A half truth is a whole lie. I’m not judging her, but I believe it was a lie, but I understand why she did it.
It sounds like she wasn’t going to have sex with him anyway, due to being swamped at work, so I don’t feel it was a lie. If they are newly dating and she doesn’t yet feel comfortable discussing a potentially embarrassing, private health matter, that’s perfectly understandable and she found a tactful way to avoid the subject.
However, I feel like there should be a point in a romantic relationship where the two people feel comfortable enough with each other to discuss these kinds of things. If they aren’t newly dating, say they’ve been together for enough time where she should feel comfortable divulging a yeast infection, then that’s a bit weird and more along the ‘lie of omission’ line. I personally would feel a teeny bit hurt that she didn’t tell me the full truth. Still, I feel like the work would have kept her from sex anyway, so it’s not like she lied to get out of it or anything.

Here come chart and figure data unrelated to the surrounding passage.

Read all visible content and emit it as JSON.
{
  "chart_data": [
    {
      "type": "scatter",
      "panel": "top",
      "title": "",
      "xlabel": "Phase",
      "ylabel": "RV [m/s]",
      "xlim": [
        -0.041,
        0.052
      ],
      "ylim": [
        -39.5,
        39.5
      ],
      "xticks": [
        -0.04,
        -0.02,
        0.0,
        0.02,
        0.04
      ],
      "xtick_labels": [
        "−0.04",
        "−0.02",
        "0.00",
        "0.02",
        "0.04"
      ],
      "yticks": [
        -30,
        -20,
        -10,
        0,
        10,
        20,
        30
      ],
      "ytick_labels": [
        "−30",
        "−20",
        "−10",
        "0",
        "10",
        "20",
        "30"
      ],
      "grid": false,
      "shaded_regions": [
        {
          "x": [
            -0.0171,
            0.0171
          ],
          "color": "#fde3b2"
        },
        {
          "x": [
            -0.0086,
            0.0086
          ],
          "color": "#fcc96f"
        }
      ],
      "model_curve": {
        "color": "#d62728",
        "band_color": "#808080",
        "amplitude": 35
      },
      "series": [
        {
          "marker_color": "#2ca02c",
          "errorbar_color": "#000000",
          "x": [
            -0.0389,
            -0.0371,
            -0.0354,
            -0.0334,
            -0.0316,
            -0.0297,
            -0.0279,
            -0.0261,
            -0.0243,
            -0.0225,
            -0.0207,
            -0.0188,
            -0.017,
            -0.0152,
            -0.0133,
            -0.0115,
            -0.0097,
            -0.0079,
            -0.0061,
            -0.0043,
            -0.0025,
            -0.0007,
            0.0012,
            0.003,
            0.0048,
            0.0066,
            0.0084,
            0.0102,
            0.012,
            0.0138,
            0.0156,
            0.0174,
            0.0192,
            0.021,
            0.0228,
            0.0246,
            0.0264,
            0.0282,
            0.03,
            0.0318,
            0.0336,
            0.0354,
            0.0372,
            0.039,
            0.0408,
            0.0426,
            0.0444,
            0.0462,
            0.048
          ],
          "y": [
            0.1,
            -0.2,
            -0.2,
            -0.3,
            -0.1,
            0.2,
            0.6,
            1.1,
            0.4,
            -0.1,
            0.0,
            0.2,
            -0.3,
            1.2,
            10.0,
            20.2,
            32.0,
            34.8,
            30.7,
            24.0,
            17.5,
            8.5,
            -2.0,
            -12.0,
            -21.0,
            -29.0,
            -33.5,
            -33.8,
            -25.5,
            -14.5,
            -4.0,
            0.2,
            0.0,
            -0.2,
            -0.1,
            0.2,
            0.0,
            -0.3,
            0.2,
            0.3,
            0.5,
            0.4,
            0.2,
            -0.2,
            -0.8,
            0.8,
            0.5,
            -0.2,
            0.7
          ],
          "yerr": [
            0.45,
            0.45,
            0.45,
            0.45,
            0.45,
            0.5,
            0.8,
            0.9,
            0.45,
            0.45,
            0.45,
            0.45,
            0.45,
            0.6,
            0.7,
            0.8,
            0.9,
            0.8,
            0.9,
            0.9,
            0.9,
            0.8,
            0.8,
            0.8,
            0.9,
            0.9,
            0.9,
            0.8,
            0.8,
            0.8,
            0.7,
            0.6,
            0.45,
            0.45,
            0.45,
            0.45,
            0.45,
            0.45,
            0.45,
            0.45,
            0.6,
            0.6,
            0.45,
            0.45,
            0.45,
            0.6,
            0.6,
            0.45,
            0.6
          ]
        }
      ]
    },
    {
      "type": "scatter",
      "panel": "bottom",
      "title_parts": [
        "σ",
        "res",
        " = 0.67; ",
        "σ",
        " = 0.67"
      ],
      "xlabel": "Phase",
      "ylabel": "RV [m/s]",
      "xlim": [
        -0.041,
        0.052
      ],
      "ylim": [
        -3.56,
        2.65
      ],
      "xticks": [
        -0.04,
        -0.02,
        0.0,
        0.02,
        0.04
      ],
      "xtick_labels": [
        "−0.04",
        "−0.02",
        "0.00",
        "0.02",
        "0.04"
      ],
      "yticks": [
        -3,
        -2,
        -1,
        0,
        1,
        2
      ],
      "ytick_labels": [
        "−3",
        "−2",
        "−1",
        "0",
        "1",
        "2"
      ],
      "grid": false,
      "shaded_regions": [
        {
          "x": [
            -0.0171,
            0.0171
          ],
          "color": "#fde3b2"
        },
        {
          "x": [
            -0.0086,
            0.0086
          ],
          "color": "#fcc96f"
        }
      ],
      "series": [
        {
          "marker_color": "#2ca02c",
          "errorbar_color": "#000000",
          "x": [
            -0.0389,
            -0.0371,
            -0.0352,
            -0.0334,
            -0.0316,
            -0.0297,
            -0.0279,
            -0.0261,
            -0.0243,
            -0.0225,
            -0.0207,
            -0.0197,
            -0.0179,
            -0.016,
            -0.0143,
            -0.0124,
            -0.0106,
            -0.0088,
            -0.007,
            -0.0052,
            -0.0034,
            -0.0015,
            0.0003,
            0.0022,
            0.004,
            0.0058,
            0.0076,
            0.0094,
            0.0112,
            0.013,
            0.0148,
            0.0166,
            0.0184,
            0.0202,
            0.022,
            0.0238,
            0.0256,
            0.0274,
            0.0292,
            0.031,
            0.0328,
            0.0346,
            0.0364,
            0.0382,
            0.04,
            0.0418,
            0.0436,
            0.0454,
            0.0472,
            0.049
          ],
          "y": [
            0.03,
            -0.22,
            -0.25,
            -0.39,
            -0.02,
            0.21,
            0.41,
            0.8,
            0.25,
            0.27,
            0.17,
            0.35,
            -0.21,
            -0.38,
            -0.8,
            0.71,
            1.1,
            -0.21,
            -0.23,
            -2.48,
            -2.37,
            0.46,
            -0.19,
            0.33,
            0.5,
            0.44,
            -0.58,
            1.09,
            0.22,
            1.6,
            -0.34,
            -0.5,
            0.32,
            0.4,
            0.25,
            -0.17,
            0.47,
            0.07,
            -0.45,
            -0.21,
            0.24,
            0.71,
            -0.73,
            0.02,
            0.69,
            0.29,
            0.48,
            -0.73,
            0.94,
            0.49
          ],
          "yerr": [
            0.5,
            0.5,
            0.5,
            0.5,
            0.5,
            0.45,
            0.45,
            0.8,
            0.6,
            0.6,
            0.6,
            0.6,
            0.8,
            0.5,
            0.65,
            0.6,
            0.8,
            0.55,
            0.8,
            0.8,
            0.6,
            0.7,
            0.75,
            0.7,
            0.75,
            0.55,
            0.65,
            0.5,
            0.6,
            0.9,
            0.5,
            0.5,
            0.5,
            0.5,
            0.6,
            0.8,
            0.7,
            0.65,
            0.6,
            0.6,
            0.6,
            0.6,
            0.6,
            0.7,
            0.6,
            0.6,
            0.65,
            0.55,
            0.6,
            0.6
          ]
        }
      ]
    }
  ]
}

I know I’m not a guy, but when I’m in a relationship with a woman, I care about her and her health is my business, you know? If there’s something going on, I would like to know, so I can support her, help her deal with it, or even just be understanding. It’s admittedly a bit different when you have two girls in a relationship and I like that. The ones I’ve dated have been easy to talk to about various health issues and it’s really, really nice to have someone who understands the various female conditions that get in the way of sex and other things.
When I was a kid I remember my father telling me that there were white lies and there were black lies. White lies were those that didn’t cause any harm, and on the contrary were often told to spare someone’s feelings. Your untruth would fall into this category.
Personally, I would like to be told about the yeast infection. If you are intimate enough to be having sex you are intimate enough to be told such things.
What’s the big deal? It’s a yeast infection. Is there any reason to be ashamed? Just tell the real reason. No need to prevaricate.
I don’t think it’s a lie. It’s just a prevarication. I would not feel lied to. It would be completely understandable, although I’d explain it really wasn’t necessary. I can handle it.
It is a lie. Not a white lie. Maybe a gray lie. In most situations the truth is better.
It’s not a horrid kind of lie. For some people who are comfortable having casual sex with people they don’t know well then this is probably really commonplace.
Oh hey…a guy can catch a yeast infection, and give it right back to you. I always tell if I am communicable, if it applies.
Truth is earned. He obviously hadn’t earned that degree of truth from her yet. He only earned the right to know whatever truth she shared with him. Accusing her of lying is a poor attempt to cover the fact that he hadn’t earn her truth.
When I was working at a doctor’s office, we had a patient who got a yeast infection. Her boyfriend refused to believe yeast infections happen naturally, and thought it was only transmitted through sex. So he thought she cheated on him. So maybe that’s what he’s thinking, and in that case, he needs to learn the truth.